Moses’s relationship with Al Smith, as presented in The Power Broker, was one of the defining relationships in his life. Far more than his actual father, Moses genuinely admired and respected Smith. Anyone who crossed Smith in any way earned a vendetta from Moses, and he waited years and sometimes even decades to enact revenge against anyone whom he felt insulted his mentor. Moses rarely mentioned his father—his mother and grandmother were far more influential in his life—but he was enthralled by Smith’s charisma and innate understanding of the political system. In Smith, Moses found a man who overcame similar prejudice (against Irish Catholics rather than against Jewish people) and achieved a position of genuine power. With this, Smith provides a model for overcoming Antisemitism and Jewish Marginalization in New York, a key aspect of Moses’s success. Smith and Moses shared many ambitions, and together, they forged a working partnership. Even years later, as Smith faded from the New York political scene, his legacy took the shape of Moses, whether he intended this to be the case or not.

The success of the Smith and Moses partnership was propelled by Moses’s capacity to write meaningful, effective, and often complicated legislation. Moses had a prodigious ability to draft laws that contained hidden powers and meanings. He learned this at Smith’s side, and first used his legal talents to effect change on behalf of the working-class people, whom Smith strove to help. Smith shared Moses’s fascination with minutiae, having worked to educate himself on the intricate details of the New York political system when he first rose to power, and this shared interest became a significant source of power for both men. Smith wielded Moses’s legislative talents like a weapon against his enemies, and in doing so, he gave Moses an education in Corruption in New York City Politics and The Addictive Nature of Power. The legislative talents that Moses perfected in this era played an important part in establishing his power in later years. Then, removed from Smith and public accountability, this mastery granted Moses vast, unchecked power.
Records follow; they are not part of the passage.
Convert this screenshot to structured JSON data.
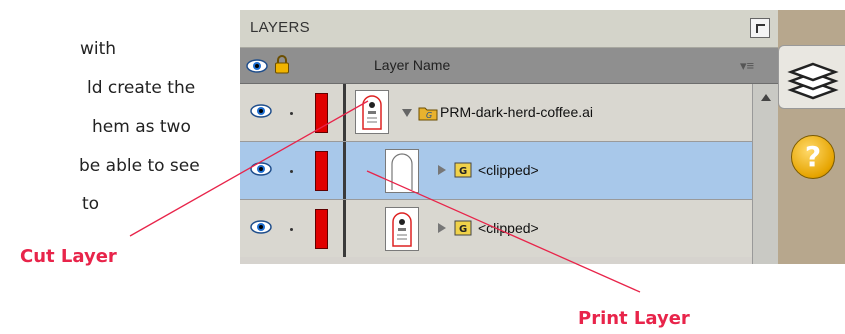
{
  "background_text": {
    "lines": [
      "with",
      "ld create the",
      "hem as two",
      "be able to see",
      "to"
    ]
  },
  "panel": {
    "title": "LAYERS",
    "column_header": "Layer Name",
    "rows": [
      {
        "name": "PRM-dark-herd-coffee.ai",
        "expanded": true,
        "selected": false,
        "color": "#e00000"
      },
      {
        "name": "<clipped>",
        "expanded": false,
        "selected": true,
        "badge": "G",
        "color": "#e00000"
      },
      {
        "name": "<clipped>",
        "expanded": false,
        "selected": false,
        "badge": "G",
        "color": "#e00000"
      }
    ]
  },
  "side": {
    "help_label": "?"
  },
  "callouts": {
    "cut_layer": "Cut Layer",
    "print_layer": "Print Layer"
  },
  "colors": {
    "callout": "#e8244a",
    "selection": "#a8c8ea",
    "layer_color": "#e00000"
  }
}
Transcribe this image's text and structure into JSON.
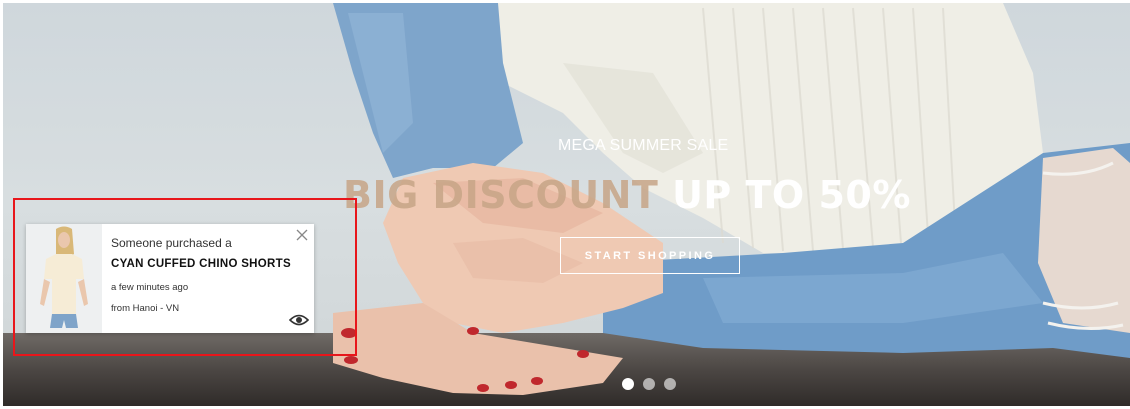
{
  "hero": {
    "subtitle": "MEGA SUMMER SALE",
    "headline_accent": "BIG DISCOUNT",
    "headline_main": "UP TO 50%",
    "cta_label": "START SHOPPING",
    "dots": [
      "slide-1",
      "slide-2",
      "slide-3"
    ],
    "active_dot": 0,
    "accent_color": "#c7a587"
  },
  "notification": {
    "line1": "Someone purchased a",
    "product": "CYAN CUFFED CHINO SHORTS",
    "time": "a few minutes ago",
    "location": "from Hanoi - VN",
    "close_icon": "close-icon",
    "view_icon": "eye-icon"
  },
  "annotation": {
    "highlight_color": "#e8161b"
  }
}
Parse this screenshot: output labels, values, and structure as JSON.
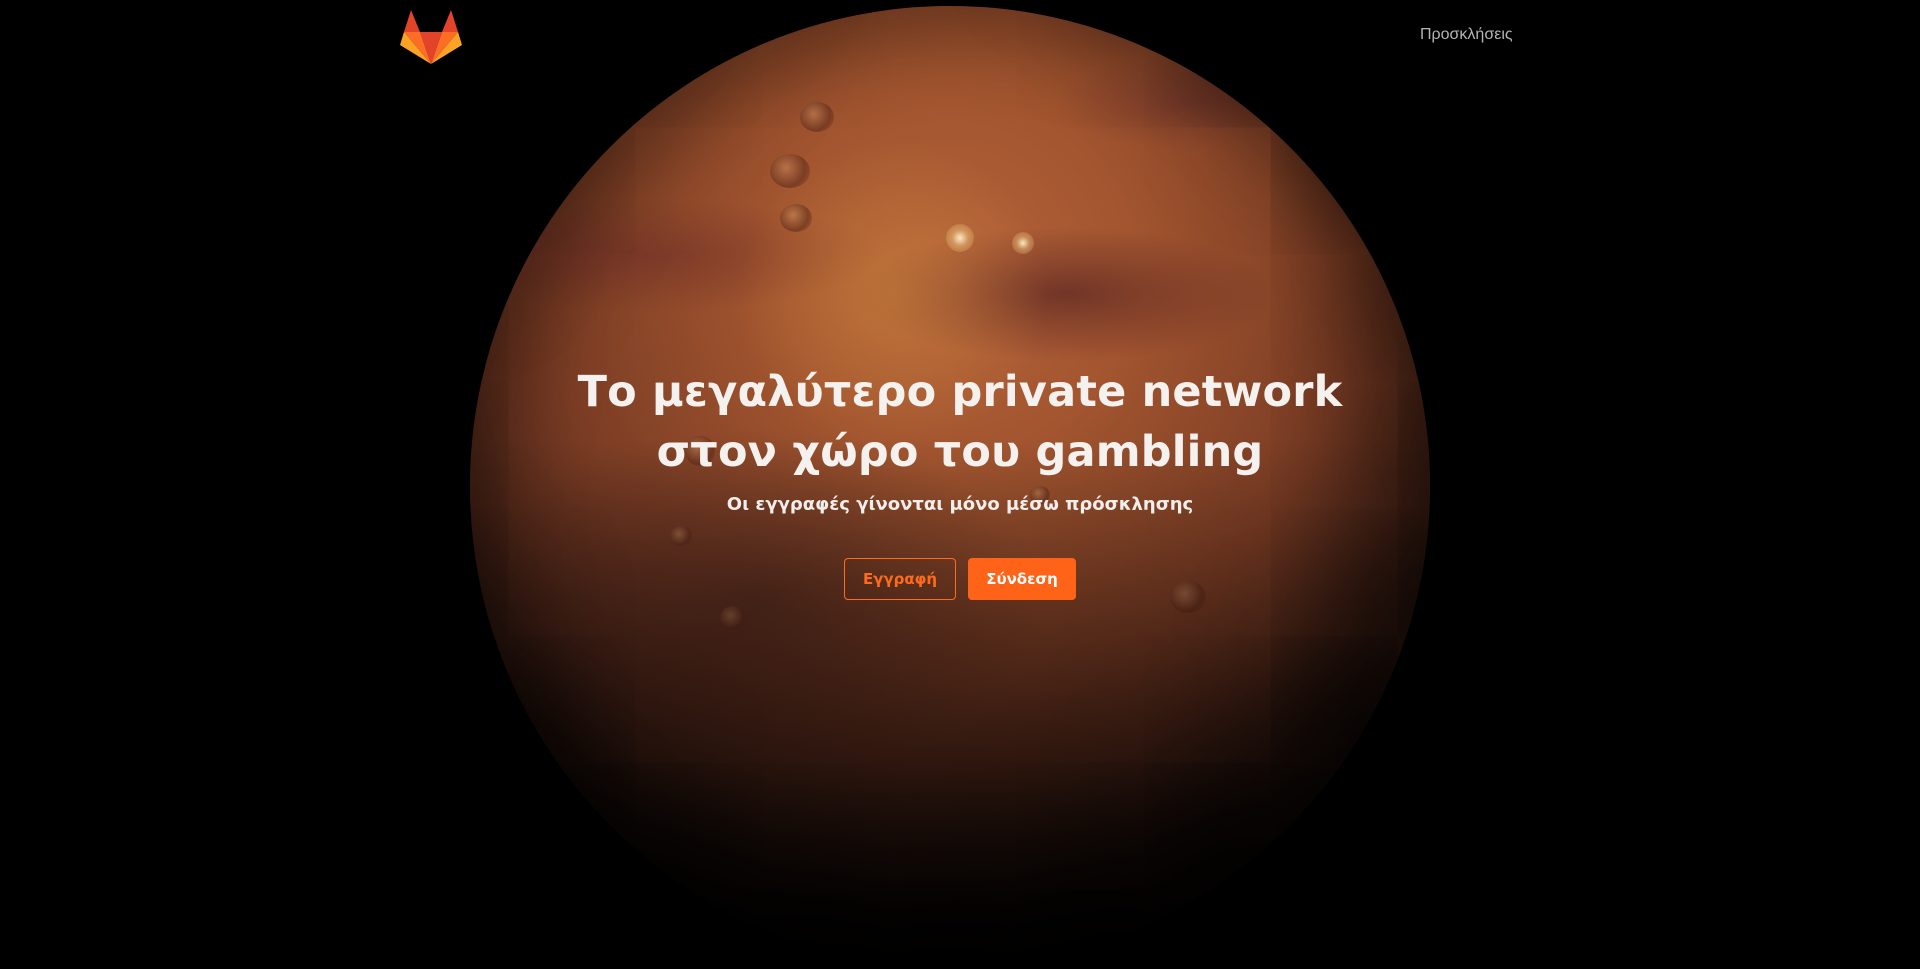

Another way the Smith era helped build up Moses was in his realization of the power of parks. During this time, parks were nearly irrelevant, to the point where Moses surprised people by requesting an appointment as parks commissioner. Like Smith saw the potential in a young Moses, Moses saw the potential in the overlooked park system. His ability to identify niche areas and exploit them for the maximum political effect became his trademark. Parks were a foundational part of his personality because they represent his desire to find power in the most unexpected places and exploit it ruthlessly before anyone else realized what was happening. Moses’s impact begins to become clear in Part 3 as Caro discusses Jones Beach, which is the most visited beach on the East Coast of the United States and sparked Long Island’s development from rural farmland and swampland to one of the most densely populated islands in the world.